In a precursor to the USDA Outlook Forum, USDA reported Tuesday that net farm income is projected to fall 8.7% in 2017 to $62.3 billion, the lowest net farm income totals since 2009. If realized, this would mark the fourth consecutive year of declining net farm income after peaking at a record high in 2013, USDA stated in its report.
The numbers look worse when adjusted for inflation. When inflation is factored in, USDA stated net farm income in 2017 will be the lowest since 2002.
Yet, “net cash farm income” for farmers is expected to increase $1.6 billion to $93.5 billion for 2017, a bump of 1.8%. The difference between “net farm income” and “net cash farm income” is mainly due to $8.2 billion more in cash receipts from the sale of old-crop inventory.
In a somewhat confusing explanation, USDA explains the difference is that the “net cash farm income measure counts those (old-crop) sales as part of current-year income while the net farm income measure counted the value of those inventories as part of prior year income.”
Breaking down by sector, USDA states cash receipts for dairy should see a bump up of $4.7 billion, or 13.7% higher than 2016 based on higher dairy prices.
That dairy increase, however, will be offset by lower cattle-calf receipts, which will fall by $4.5 billion, or 6.7% for the cattle sector.
The forecast for crops is largely unchanged. Wheat sees the biggest impact in absolute terms with a $1.4 billion decline in revenue, or 16.6% compared to 2016.
Direct government payments to farmers will be down about $500 million, or roughly 4%, to $12.5 billion.
Total production expenses are expected to remain flat after two consecutive years of slight declines. Feed, livestock and seed expenses are projected to decline 2.6% overall. Fertilizer expenses are expected to fall 9.1% but fuel-oil expenses are going to rise by a projected 13.1%. Labor costs are also expected to increase 5.4% this year as well.

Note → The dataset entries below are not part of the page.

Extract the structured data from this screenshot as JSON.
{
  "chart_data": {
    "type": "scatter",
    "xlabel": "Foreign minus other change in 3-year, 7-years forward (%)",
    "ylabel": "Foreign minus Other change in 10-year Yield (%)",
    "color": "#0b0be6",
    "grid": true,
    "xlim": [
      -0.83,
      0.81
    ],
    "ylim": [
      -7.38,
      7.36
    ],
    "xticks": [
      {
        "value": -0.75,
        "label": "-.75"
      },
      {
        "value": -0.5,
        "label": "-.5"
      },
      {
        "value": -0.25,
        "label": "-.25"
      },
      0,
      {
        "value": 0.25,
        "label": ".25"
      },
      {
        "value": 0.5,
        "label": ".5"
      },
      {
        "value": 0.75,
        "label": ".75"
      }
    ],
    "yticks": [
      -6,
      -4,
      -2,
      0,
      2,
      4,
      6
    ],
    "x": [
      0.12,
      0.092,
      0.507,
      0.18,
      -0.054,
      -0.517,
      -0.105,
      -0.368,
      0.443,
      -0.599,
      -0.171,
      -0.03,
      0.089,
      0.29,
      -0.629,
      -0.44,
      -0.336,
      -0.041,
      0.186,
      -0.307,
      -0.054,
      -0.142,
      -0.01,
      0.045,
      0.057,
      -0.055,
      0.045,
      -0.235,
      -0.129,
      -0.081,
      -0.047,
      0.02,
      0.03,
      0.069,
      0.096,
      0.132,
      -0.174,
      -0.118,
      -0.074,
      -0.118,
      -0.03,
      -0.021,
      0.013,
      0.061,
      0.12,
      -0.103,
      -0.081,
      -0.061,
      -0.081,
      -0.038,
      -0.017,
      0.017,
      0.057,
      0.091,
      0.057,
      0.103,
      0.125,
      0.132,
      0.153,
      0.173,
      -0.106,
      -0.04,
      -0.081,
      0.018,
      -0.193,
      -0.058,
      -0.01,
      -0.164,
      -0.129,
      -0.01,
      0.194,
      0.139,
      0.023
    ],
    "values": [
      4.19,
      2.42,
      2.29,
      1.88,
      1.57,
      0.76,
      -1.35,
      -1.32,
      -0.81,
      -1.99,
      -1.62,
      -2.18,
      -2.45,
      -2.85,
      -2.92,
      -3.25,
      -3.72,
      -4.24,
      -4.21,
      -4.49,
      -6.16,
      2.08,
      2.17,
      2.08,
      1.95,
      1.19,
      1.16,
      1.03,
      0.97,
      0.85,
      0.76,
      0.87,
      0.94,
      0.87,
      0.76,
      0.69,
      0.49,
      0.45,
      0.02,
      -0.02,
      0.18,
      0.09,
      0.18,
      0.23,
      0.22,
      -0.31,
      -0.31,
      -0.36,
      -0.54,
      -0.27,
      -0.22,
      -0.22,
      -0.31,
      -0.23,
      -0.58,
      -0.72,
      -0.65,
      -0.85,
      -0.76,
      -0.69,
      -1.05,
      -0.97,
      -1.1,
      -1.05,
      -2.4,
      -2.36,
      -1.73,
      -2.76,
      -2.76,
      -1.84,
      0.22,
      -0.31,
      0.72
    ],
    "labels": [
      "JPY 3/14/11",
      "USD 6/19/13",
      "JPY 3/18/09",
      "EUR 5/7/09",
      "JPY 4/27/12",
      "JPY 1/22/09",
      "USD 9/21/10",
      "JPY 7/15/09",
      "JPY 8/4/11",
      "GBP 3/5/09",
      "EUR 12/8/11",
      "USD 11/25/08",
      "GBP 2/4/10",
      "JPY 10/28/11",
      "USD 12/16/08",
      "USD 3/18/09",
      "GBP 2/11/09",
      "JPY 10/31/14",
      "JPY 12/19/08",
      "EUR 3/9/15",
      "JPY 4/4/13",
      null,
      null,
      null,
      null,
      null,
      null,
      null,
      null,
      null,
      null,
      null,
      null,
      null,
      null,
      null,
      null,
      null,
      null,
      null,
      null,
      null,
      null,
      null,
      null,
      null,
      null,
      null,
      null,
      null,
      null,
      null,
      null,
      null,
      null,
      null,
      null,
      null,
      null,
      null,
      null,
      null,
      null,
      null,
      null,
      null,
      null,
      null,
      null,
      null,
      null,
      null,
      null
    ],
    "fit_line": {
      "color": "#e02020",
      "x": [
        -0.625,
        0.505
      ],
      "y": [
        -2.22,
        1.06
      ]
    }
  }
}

Other Financial Indicators
Farm assets are also forecast to dip by 1.1% this year and farm debt is projected to increase 5.2%.
The key to the decline in farm assets is a 0.3% dip overall in the value of farm real estate as well as declines in other equipment assets. Debt on real estate also is projected to rise 7.3% for farmers as well.
Farm equity is projected to fall $51.2 billion this year, a drop of 2.1%.
USDA noted the overall weakening condition for farmers when it comes to cash flow and working capital. “Financial liquidity measures, including working capital, are forecast to weaken in 2017, as are solvency measures such as the debt-to-asset ratio. The debt-to-asset measure is now above its average over the previous 10 years.”
Though stressing that net farm income will fall 8.7% this year, the median income of a farm household is expected to rebound slightly to $79,733 in 2017. The median farm household income had hit $81,637 in 2014 before backsliding the last two years. The main reason for higher overall median farm income is a bump in the increase in off-farm income. Median off-farm income is expected to increase 6.7% over the next two years.